Não sei se você vem acompanhando o desempenho da moeda norte americana, mas nos últimos tempos temos visto uma bela desvalorização em sua cotação. Alegria de uns, tristeza de outros …

Este é um tema que já foi discutido aqui no Clube, no post “Será que o dólar alto realmente favorece a exportação ?” e não é o foco deste. Hoje falaremos sobre a “oportunidade” que a queda na cotação está proporcionando. 😉

Uma das perguntas que mais tenho ouvido nos últimos tempos é: “Zé, já está na hora de comprar dólar ?“, o que é perfeitamente natural, tendo em vista a queda registrada. Ouvi quando estava R$3,30, quando estava R$3,20, quando estava R$3,10, e, como não podia ser diferente, ontem nos R$3,06 … 🙂

R$3,06 … uma bela promoção, uma barganha. Não é mesmo ?
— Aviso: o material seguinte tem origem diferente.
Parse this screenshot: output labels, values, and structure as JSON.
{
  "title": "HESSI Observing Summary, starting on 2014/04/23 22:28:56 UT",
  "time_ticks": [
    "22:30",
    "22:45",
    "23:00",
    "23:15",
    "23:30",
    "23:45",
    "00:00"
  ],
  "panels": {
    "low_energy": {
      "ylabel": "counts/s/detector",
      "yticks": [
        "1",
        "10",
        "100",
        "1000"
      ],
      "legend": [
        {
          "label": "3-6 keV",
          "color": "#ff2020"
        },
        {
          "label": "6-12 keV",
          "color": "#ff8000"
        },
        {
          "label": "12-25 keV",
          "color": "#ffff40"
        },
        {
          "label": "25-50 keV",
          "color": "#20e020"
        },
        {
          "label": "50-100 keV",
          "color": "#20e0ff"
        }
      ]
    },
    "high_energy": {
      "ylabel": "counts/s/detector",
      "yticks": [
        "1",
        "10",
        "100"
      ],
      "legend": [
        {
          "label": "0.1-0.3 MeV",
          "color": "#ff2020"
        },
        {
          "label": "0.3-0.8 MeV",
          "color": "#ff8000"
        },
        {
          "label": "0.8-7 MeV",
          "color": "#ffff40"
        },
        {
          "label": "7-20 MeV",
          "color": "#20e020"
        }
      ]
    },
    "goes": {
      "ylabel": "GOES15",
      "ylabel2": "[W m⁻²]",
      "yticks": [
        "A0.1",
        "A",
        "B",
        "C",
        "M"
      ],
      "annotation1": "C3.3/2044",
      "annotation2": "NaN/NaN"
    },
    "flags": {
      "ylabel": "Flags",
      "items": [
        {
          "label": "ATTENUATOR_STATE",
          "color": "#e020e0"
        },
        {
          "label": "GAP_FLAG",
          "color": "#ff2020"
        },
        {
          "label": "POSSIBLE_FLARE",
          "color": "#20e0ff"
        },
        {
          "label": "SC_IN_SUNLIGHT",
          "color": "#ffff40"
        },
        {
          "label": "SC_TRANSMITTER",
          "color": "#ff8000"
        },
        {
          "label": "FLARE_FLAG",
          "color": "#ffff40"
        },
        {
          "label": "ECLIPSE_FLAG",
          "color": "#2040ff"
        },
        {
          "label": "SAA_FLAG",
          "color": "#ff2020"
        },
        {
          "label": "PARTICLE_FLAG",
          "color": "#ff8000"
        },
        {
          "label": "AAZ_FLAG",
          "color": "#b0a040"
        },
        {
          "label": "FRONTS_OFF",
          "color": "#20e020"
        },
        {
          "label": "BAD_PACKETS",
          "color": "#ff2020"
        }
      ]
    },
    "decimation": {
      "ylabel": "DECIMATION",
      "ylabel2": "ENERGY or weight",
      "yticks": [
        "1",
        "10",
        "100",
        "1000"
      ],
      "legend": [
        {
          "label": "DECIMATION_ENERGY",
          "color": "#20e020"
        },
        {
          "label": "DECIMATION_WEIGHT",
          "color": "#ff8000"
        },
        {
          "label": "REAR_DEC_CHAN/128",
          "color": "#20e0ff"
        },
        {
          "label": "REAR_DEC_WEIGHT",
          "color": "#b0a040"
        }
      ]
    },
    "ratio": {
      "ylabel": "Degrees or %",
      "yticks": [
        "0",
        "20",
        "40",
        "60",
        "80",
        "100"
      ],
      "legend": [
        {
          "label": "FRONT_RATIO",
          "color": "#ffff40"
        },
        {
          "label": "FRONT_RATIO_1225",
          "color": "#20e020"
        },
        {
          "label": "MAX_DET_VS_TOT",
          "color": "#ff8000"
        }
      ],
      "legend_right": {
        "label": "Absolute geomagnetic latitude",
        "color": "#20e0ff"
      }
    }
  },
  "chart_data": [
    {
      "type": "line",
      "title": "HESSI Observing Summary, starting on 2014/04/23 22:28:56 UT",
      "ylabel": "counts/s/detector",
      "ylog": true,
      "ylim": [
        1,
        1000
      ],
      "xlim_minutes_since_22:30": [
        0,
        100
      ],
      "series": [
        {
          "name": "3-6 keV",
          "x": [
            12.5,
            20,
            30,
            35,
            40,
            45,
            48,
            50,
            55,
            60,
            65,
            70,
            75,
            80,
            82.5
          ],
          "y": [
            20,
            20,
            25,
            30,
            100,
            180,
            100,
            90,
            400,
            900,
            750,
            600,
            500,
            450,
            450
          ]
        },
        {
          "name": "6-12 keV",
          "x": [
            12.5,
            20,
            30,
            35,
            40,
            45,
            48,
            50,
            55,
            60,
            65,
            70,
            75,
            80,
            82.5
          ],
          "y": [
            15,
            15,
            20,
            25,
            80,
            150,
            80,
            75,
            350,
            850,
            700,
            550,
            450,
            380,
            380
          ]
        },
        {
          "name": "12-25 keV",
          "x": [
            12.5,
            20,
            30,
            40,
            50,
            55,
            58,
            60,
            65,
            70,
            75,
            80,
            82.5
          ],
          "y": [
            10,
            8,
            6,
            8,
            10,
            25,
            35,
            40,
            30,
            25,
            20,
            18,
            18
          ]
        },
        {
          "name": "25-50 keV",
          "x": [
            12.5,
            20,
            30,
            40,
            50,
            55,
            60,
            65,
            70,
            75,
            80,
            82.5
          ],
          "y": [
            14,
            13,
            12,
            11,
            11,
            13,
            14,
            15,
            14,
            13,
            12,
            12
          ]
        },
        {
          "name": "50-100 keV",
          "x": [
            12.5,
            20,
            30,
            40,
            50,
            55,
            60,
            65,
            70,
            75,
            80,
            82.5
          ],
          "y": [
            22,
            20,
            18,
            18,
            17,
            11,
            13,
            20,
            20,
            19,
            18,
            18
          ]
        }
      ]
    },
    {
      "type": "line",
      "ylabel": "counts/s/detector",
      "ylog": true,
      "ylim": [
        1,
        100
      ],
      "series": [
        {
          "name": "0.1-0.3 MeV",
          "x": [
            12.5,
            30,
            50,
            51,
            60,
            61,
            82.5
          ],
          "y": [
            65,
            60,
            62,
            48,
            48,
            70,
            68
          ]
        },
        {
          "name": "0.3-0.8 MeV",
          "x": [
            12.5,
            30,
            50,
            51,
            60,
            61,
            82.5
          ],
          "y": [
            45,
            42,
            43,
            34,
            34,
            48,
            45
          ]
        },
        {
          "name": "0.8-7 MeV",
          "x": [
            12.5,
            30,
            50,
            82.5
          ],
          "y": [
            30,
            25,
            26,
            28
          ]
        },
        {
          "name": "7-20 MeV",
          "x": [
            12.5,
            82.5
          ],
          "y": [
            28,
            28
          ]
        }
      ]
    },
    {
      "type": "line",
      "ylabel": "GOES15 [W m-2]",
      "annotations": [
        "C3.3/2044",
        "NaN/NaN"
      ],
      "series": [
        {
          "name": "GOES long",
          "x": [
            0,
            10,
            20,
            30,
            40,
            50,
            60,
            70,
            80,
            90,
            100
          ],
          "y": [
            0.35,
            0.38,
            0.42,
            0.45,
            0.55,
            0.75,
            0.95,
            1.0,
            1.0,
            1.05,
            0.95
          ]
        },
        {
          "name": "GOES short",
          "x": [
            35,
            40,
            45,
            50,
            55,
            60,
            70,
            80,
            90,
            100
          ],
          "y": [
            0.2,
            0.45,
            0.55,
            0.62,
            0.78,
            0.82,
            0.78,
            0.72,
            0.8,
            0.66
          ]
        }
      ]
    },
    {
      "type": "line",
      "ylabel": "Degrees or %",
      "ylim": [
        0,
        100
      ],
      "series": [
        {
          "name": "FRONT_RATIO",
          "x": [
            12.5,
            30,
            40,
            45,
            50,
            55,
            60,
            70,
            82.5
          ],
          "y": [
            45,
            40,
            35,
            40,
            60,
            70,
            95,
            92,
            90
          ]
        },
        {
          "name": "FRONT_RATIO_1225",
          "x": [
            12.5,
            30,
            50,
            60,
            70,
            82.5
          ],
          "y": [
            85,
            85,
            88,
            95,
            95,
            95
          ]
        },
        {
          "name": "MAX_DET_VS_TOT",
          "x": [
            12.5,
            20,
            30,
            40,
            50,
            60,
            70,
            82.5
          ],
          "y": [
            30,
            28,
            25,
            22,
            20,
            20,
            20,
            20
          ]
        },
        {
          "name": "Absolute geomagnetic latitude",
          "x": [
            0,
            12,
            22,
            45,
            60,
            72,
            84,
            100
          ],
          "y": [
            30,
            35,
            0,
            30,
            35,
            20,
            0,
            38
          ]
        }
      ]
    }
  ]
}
Olha … eu não sei dizer. Sério ! São tantas as coisas que influenciam as cotações de uma moeda … Sejam internas (Brasil) ou externas (EUA e o mundo) … Que se tem uma coisa que não arrisco dar um palpite “direto” é em relação ao câmbio. São tantos interesses, tantos players, numa mesa tão pesada quanto a nossa imaginação possa pensar … que tentar acertar o fiofó da mosca é algo que não ouso nem ao menos tentar. 🙂

Hora é o BC entrando na compra, para trazer equilíbrio ao mercado. Hora é uma injeção maciça de dinheiro que entra no país, oriundo de uma repatriação (por exemplo), que faz com que a pressão do lado vendedor aumente e os preços caiam.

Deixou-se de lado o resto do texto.